Klimawandel aktuell

In der vergangenen Woche warnte der EU-Kommissions-Chef Jean-Claude Juncker seine internationalen Gesprächspartner, dass die EU keinen schwachen und aufgeweichten Weltklimavertrag in Paris unterzeichnen werde. Er erklärte in seiner Rede in Straßburg, dass er einen robusten, bindenden und ambitionierten Weltklimavertrag abschließen möchte.

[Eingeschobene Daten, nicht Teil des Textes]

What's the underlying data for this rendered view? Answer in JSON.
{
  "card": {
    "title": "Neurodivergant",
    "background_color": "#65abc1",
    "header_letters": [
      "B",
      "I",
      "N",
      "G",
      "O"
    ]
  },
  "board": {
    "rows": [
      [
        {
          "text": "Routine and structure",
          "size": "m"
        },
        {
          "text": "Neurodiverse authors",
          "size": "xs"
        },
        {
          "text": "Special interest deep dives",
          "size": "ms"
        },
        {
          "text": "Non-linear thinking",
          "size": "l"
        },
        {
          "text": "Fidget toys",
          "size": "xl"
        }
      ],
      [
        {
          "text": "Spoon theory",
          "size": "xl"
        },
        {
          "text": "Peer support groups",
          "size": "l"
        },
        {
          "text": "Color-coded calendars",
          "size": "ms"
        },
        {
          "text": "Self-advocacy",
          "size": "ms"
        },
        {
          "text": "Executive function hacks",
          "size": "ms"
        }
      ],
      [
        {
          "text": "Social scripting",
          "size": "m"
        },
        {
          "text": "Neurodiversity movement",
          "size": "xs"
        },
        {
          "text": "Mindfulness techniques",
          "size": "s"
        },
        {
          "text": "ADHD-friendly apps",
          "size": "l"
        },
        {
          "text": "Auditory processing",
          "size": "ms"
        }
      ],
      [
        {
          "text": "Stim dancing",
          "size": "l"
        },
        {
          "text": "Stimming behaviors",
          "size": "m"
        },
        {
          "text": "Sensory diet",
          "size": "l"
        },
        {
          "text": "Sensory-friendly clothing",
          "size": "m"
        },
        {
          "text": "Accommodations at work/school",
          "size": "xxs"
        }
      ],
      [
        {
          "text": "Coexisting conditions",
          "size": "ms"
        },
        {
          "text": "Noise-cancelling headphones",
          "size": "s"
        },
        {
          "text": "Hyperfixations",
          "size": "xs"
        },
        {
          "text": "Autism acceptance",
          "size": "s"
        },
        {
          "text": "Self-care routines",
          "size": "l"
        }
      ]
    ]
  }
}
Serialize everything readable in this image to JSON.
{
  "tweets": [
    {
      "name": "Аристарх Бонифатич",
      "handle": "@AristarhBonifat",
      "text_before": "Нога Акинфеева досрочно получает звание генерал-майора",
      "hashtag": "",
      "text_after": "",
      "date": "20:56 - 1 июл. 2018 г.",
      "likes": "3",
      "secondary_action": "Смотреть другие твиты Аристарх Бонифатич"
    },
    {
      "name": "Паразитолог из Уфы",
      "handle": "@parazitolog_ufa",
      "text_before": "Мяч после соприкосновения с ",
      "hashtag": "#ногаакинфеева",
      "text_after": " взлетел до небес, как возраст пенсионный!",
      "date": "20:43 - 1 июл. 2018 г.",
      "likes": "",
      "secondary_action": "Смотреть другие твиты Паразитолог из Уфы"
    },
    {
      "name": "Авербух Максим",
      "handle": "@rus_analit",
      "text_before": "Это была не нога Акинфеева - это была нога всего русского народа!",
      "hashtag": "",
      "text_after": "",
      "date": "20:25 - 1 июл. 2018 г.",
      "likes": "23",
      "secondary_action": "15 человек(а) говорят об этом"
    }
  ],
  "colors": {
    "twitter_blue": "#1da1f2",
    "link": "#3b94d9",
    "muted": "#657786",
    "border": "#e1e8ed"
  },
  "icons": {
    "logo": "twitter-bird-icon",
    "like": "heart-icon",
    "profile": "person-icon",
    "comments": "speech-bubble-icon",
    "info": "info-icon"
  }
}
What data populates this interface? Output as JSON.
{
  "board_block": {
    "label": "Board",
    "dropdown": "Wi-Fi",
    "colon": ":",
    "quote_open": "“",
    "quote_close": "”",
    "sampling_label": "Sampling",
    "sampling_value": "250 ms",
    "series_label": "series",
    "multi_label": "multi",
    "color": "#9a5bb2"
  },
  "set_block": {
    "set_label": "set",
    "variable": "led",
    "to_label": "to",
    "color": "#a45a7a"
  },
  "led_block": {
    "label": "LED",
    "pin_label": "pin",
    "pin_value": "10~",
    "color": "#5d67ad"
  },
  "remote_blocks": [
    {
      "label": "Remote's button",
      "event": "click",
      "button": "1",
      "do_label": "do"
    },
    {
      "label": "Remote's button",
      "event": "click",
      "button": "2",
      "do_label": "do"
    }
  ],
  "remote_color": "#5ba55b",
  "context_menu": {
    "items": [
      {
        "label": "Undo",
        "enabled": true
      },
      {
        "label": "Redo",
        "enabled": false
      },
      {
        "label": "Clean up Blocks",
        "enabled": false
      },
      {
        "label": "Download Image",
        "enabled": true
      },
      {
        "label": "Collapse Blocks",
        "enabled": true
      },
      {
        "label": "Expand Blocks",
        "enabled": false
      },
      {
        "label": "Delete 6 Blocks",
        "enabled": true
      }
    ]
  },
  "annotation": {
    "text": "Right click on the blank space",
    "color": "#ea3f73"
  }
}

Fachliche Unterstützung bekommt ein ambitionierter Weltklimavertrag hierbei vom PIK, dem  Potsdam-Institut für Klimafolgenforschung. Ricarda Winkelmann stellte als Leitautorin einer Studie über die Folgen der Nutzung fossiler Brennstoffe wie Kohle, Öl und Gas fest, dass die Nutzung aller fossilen Brennstoffquellen der Erde das annähernd komplette Abschmelzen aller Gletscher zur Folge hätte. Dies würde nach Auswertung der Berechnungsmodelle zu einem katastrophalen Meeresspiegelanstieg von bis zu 50 Metern führen und das Leben auf der Erde für die kommenden 10.000 Jahre komplett verändern.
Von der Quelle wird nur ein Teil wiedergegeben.